Environment secretary Owen Paterson is expected to announce the appointment of a full-time agricultural expert in Beijing early in the New Year to assist with growing UK food exports to China.

The news was revealed by Charles Baughan, md of the small Devon-based family sausage producer, Westaway Sausages, who accompanied Paterson on his recent trade mission to China.

During the trip Paterson informed Baughan that he had taken on board the pig industry’s concerns about the need to appoint a full-time official in China to aid UK exports to the huge potential Chinese market and was looking to fill the agricultural expert role “as a priority”.

Baughan had been invited to join the trade delegation after meeting Paterson and prime minister David Cameron at the North Devon Show.

Prevented from exporting

Baughan also said Westaway sausages – which he claimed was the first UK company to secure pig meat exports to Japan – expected to begin its first direct exports of sausages to China in the next two to three months. Westaway has supplied products to retail outlets in China in the past via a distributor in Hong Kong, but had been prevented from exporting directly because of the need to have veterinary licences for processed pork products, which are approved by the Chinese authorities.

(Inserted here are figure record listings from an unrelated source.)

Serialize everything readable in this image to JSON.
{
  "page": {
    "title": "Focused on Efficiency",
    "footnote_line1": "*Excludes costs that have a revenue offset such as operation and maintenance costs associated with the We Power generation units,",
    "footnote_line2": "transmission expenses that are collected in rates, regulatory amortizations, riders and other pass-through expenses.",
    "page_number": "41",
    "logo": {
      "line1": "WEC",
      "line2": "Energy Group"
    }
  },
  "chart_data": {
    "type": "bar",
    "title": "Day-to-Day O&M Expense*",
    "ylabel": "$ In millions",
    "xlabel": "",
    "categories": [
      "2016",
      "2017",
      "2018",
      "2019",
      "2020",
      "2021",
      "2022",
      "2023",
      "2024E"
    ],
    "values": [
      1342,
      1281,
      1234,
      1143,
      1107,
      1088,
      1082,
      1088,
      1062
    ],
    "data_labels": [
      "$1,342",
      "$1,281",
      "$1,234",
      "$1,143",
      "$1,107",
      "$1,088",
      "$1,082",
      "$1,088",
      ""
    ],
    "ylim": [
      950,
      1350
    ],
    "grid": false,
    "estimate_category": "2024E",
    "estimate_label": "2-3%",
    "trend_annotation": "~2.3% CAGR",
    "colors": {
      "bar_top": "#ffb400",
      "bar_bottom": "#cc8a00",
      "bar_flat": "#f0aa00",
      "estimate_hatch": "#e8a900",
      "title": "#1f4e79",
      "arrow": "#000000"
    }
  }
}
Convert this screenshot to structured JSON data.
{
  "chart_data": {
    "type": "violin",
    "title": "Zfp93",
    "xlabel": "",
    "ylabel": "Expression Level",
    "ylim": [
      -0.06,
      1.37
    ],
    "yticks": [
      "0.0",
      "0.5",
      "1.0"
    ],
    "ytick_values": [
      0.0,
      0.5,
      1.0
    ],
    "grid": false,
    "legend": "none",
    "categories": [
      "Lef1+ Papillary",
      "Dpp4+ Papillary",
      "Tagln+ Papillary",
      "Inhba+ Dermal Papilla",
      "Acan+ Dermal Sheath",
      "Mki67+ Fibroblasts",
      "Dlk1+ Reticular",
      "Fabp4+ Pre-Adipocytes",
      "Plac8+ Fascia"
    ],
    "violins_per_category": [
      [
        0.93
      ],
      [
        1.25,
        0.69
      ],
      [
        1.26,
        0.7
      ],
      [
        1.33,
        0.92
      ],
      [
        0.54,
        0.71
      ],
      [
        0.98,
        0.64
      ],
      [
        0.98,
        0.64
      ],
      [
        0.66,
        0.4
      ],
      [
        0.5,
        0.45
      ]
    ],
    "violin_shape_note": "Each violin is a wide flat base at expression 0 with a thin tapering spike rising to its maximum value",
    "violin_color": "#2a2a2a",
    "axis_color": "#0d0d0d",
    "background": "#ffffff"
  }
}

Westaway is a small family business based in Newton Abbot, which has reportedly been making sausages for over 100 years. It is believed to have a turnover of around £3.5M. In 2011 it invested £500,000 in expanding the business by installing a new production line and refrigeration equipment.

‘Crucial’

Baughan said the appointment of an expert in Beijing was crucial in helping many other small UK food firms to develop export markets in China, before other EU countries beat the UK to this lucrative potential market.

BPEX, the levy-paying body representing pig producers, has been urging the government to appoint a full-time agricultural expert in Beijing for some time. Speaking to an industry audience in London in November, BPEX chairman Stewart Houston expressed his frustration at the government's delay in making an appointment, given that BPEX's parent organisation, the Agriculture and Horticulture Development Board, had offered to co-fund the Beijing specialist.